Smith College -- I still like the direct link to subject guides in the "find resources" drop down menu, and the quick search of the catalog, as well as the float over menus. The left side is still fussy though.
Sonoma State University -- Another one Yvonne liked. It is clean and has the search of the catalog right there, and I like the haiku.
University of Rochester -- Dani Picard liked this one and they have the distinction of basing design on thorough usability testing. But why have the owl break the line that way? Ugh! Some of the functionality behind the "finding" (why the gerund?) links is great, but why have different lengths of buttons, and why not find a way to put the search right on the front page?
Webster University -- Naomi liked this one. I like the white space but not the font or those little black blobs. Also why say "look for" instead of "find"? As Roy Tennant says, "librarians like to search, everyone else like to find." Finally, the link to the survey results (great idea!) is ugly.

Monday, December 03, 2007

The race to the finish line

There is a palpable change in the atmosphere in the library today. Just two weeks until the end of exams and the semester (at least for Arts & Sciences and Holt. Crummer follows Trotsky's theory of permanent revolution and never seems to stop.) Everyone is busy, focused, and the place is even fuller than usual.

We started 24 hour access on Sunday and will run through Friday December 14th.
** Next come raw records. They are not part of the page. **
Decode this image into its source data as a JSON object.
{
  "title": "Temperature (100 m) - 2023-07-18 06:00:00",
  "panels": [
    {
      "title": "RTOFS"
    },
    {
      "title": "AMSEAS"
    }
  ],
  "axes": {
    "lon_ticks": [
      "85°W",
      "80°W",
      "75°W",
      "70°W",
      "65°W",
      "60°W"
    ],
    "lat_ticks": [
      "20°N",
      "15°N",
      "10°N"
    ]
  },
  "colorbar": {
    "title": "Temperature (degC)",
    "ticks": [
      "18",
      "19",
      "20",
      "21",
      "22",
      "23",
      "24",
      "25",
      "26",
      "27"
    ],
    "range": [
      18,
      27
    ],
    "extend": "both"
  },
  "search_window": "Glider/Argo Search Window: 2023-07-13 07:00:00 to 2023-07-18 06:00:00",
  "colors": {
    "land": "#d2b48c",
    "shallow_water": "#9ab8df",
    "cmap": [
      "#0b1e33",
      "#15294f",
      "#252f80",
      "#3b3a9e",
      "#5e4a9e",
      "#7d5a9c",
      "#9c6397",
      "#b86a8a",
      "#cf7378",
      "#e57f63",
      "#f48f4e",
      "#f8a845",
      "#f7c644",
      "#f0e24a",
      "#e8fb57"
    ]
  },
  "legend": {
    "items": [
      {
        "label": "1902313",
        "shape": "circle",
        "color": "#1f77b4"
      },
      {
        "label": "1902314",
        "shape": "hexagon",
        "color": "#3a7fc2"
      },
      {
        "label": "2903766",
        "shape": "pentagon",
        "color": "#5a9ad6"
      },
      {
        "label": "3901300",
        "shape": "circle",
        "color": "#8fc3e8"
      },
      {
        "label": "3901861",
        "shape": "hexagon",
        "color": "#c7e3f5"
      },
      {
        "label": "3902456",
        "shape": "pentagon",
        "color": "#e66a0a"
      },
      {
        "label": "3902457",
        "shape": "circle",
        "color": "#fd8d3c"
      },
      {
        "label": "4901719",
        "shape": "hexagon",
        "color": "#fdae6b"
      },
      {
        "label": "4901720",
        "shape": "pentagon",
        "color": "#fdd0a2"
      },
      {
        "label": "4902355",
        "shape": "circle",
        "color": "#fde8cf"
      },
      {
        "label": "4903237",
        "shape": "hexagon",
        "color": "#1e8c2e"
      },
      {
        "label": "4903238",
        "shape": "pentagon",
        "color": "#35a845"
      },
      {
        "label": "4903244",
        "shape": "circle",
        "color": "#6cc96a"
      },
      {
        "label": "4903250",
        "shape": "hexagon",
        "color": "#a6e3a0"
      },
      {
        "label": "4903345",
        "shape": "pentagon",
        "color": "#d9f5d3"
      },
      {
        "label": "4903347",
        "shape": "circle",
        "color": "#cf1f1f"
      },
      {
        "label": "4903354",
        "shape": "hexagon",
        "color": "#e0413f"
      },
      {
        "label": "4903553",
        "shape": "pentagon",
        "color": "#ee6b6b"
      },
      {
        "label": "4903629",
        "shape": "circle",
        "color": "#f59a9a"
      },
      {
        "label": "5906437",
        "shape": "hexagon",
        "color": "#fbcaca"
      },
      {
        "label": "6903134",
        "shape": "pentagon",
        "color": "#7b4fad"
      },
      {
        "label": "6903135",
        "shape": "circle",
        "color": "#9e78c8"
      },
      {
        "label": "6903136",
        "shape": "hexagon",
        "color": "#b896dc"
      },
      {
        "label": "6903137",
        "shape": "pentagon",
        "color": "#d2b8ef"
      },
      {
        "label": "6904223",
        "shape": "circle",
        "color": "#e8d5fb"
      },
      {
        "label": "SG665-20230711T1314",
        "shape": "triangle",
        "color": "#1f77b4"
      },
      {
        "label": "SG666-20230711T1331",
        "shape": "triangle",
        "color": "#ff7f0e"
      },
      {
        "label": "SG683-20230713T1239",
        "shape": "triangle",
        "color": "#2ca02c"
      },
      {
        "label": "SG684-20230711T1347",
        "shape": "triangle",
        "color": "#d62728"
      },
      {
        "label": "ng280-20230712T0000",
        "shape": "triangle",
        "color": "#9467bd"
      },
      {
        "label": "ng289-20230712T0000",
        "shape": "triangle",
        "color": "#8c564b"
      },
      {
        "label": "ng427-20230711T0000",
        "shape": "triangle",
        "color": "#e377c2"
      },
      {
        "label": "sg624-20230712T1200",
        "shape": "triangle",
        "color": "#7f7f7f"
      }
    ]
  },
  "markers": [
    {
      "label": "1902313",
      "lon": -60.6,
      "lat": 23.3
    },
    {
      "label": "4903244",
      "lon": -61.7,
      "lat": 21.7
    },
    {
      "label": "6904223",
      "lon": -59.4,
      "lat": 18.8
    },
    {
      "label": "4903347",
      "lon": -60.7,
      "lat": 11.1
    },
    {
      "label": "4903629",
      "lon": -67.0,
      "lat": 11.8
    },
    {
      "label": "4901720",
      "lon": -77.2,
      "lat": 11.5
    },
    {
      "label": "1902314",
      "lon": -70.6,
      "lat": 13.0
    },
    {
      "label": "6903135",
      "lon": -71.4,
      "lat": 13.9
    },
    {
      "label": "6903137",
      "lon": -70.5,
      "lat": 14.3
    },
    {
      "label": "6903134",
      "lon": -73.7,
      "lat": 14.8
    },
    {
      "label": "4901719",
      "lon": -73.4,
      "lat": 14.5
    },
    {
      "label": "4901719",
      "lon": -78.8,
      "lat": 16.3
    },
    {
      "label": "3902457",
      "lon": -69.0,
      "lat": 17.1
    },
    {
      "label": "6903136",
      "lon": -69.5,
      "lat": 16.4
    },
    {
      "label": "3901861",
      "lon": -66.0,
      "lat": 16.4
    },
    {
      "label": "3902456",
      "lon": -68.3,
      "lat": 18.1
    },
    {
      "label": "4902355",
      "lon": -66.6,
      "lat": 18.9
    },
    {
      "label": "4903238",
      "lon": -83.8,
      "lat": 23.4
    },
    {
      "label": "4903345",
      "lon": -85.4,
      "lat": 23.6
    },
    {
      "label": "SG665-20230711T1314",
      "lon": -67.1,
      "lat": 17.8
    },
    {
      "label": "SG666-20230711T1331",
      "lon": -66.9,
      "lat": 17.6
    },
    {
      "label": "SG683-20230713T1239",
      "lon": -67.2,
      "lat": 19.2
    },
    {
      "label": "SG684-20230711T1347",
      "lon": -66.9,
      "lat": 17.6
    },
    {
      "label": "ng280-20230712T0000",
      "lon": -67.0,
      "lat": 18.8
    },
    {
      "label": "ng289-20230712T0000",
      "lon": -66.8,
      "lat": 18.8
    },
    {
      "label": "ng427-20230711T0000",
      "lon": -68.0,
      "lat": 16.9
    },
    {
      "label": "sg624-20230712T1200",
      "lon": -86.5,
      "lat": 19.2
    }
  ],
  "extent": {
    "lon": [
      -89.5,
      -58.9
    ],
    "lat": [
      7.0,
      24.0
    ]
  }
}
So far it is pretty slow, but we expect traffic to build as the publicity hits and as deadlines grow tight. Here are the hourly gate counts from the first night. Unfortunately these only tell us how many people entered the library, not how long they stayed, and we are having a devil of a time getting Campus Safety to do a 4 a.m. walk through the building to count heads. However, the building is clearly being used, who are those hardy thirty folks who get up and go to the library between 4 and 6 am?

Monday 12/3 Data

Hour Gate Count
1am 59
2am 21
3am 13
4am 11
5am 11
6am 8
7am 17
8am 66

Average 26

However, the building is clearly being used. Who are those hardy thirty folks who get up and go to the library between 4 and 6 am?